We also discover exactly what we can get away with as far as airline luggage requirements. We have paid extra and checked or brought onto the plane: 2 Japanese shoji screens, 6 electronically controlled air-conditioner ducts, an ice-cream maker, a marble pastry board, a Dutalier Glider (rocking chair) and matching ottoman, a co-sleeper/pack’n’play crib, a flat panel computer screen, more than 100 books, and lots of other smaller items. When we first moved to Mexico, most planes allowed 2 free pieces of luggage up to 70 pounds each. Over the last few years, all the airlines have reduced the weight to 50 pounds each. I believe this change is a direct result of my own personal abuses of the system.
So although I think I’m being really laid-back and chilled out, I still go to certain extremes in order to have much of the “stuff” I would probably have if we were still in San Francisco. I have the tools to create an awesome meal, we have the décor that we really want and I have the comfy rocking chair for all those hours I spend nursing Trinity. I haven’t gone as far as the Yoga Mamas in the AOL article, (they buy only the best, brand-name things for their babies), but I have to admit that I recognized many of the brands that were mentioned in the article.

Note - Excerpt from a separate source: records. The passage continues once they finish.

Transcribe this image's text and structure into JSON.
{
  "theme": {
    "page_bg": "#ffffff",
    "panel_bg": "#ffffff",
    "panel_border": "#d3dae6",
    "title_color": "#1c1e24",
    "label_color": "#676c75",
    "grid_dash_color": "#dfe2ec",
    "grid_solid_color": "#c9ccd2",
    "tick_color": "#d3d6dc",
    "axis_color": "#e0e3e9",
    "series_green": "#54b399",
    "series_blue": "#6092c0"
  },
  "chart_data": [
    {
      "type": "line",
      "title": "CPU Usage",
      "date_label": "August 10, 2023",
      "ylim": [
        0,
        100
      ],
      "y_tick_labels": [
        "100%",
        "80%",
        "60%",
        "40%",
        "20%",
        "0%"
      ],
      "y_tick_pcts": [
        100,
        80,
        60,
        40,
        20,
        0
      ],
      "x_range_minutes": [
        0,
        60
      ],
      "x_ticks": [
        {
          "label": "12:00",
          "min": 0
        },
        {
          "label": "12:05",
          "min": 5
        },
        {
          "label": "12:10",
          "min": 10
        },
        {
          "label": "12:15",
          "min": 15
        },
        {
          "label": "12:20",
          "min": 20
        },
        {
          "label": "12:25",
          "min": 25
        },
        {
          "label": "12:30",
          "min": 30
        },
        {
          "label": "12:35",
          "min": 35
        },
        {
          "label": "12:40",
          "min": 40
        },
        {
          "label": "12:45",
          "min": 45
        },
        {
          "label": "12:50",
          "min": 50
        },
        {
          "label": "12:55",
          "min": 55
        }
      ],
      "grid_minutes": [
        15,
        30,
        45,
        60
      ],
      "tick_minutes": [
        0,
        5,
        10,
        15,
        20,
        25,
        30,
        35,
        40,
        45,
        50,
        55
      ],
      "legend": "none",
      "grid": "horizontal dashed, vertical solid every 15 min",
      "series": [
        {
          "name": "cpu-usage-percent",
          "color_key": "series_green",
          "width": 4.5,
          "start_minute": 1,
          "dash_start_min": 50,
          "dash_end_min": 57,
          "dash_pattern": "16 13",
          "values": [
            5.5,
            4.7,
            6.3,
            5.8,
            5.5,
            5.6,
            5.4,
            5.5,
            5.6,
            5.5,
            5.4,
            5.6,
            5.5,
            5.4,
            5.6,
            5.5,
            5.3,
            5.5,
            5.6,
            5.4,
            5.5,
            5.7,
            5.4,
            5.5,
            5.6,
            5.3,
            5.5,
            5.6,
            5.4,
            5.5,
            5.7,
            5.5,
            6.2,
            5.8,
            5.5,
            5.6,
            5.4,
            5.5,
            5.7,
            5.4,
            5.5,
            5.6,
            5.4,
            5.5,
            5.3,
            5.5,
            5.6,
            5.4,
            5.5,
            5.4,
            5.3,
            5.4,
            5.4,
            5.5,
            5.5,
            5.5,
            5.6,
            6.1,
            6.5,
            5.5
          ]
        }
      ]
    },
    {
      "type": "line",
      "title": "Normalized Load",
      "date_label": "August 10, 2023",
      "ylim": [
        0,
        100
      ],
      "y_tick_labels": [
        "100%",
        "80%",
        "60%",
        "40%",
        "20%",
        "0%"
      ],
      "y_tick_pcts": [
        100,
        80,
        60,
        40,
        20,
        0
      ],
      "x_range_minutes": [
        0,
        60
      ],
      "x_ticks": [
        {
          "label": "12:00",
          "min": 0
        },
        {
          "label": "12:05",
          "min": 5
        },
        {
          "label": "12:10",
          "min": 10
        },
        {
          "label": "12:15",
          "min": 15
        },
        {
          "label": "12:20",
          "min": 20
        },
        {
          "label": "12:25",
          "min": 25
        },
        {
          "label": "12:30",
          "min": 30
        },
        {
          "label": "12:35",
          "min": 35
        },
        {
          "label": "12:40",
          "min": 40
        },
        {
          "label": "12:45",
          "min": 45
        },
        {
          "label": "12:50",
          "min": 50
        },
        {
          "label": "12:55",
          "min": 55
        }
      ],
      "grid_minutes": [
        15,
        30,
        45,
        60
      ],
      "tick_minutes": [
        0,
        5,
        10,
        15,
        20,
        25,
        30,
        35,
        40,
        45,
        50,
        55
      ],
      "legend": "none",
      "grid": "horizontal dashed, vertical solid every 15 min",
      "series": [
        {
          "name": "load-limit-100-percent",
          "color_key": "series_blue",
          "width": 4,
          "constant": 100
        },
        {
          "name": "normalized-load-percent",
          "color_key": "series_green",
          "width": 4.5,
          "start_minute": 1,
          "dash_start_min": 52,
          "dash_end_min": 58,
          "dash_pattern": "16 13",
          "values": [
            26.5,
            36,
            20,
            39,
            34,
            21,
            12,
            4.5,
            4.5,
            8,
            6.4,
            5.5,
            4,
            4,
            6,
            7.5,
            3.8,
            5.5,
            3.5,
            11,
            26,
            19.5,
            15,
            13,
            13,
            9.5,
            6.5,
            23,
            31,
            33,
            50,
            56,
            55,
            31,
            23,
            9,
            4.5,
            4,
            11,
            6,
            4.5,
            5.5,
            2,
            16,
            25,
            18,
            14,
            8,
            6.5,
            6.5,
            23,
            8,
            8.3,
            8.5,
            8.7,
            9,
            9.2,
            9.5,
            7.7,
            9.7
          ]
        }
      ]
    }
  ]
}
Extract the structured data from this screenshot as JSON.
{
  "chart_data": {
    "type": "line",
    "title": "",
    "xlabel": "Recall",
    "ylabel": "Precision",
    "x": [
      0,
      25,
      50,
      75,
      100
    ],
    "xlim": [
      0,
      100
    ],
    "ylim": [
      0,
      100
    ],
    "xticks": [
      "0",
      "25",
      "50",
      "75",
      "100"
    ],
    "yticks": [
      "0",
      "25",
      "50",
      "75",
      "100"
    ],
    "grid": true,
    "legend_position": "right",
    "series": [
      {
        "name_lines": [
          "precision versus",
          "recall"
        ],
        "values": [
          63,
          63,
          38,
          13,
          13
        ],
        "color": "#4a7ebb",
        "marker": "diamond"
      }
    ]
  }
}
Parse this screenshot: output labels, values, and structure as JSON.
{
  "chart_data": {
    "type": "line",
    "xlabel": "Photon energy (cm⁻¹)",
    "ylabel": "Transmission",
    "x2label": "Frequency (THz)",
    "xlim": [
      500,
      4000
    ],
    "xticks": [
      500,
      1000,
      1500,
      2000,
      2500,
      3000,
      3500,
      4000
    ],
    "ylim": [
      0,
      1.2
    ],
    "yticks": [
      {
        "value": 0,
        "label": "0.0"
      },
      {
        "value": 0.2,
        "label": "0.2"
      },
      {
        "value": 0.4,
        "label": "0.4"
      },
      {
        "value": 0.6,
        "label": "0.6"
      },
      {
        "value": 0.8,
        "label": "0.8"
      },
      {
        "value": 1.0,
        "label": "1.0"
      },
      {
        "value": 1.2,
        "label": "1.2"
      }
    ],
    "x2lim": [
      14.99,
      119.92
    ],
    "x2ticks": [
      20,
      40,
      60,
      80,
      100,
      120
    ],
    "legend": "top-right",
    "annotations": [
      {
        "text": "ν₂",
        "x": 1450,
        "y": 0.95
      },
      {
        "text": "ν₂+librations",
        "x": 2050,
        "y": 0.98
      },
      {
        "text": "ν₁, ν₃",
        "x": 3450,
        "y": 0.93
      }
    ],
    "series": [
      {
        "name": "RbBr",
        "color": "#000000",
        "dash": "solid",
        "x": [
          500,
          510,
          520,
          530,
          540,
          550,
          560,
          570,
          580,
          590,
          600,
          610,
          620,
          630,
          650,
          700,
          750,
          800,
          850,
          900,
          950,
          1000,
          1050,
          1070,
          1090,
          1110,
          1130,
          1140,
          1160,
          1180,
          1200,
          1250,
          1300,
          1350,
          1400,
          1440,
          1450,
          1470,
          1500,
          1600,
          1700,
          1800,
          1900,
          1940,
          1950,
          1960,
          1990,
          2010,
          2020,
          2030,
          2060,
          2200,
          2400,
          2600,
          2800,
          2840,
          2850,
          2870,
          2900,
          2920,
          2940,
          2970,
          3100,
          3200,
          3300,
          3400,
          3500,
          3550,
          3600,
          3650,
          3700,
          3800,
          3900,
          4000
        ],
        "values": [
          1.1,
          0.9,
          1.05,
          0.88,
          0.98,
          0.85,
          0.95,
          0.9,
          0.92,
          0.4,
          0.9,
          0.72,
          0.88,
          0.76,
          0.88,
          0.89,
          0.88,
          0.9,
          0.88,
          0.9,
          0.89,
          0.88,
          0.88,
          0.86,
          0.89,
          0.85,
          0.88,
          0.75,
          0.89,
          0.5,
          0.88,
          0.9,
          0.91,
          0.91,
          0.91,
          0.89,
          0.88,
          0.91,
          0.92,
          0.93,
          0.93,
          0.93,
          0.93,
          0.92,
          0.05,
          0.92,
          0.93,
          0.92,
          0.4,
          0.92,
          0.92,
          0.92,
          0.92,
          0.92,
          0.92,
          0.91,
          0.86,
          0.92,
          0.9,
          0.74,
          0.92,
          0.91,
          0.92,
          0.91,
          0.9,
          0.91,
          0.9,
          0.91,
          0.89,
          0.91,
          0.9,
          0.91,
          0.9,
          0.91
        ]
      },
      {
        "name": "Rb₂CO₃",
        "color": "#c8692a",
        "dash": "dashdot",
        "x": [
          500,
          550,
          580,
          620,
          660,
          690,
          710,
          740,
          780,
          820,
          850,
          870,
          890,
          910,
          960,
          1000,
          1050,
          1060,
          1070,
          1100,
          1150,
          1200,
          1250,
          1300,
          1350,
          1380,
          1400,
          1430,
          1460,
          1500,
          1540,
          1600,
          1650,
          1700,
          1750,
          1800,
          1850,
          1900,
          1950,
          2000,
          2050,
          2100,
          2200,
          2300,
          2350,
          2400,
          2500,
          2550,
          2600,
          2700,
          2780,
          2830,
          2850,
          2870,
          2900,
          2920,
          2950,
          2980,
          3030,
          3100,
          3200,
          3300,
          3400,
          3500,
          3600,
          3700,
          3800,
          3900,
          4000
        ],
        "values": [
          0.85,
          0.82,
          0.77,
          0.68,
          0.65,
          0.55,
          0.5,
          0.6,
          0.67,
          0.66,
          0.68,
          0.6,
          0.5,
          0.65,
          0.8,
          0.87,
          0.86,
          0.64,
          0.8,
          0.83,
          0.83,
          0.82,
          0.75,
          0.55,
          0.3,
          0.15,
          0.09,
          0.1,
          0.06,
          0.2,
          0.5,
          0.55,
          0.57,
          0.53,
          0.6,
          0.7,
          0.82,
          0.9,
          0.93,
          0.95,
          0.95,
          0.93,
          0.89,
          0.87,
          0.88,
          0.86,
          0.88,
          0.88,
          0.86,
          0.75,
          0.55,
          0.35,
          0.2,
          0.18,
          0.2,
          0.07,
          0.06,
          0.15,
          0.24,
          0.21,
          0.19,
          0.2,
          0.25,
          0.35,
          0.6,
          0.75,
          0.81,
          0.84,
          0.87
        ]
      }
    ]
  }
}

So, I guess I’m not a new millennium hippy. I haven’t gotten over what it’s like living in “civilization”, and even when funds don’t really permit, I find myself loading up my suitcases (or those of visitors coming here) with familiar items that I miss and just can’t get here. Call me lame if you like, but tonight’s dessert will be homemade cherry pie a la mode, (the flakey dough rolled out on the marble pastry board, and the rich vanilla ice cream made in my ice cream maker). I think I’ll continue to strive for my kind of civilization, even if it means I’ll never really be a hippy.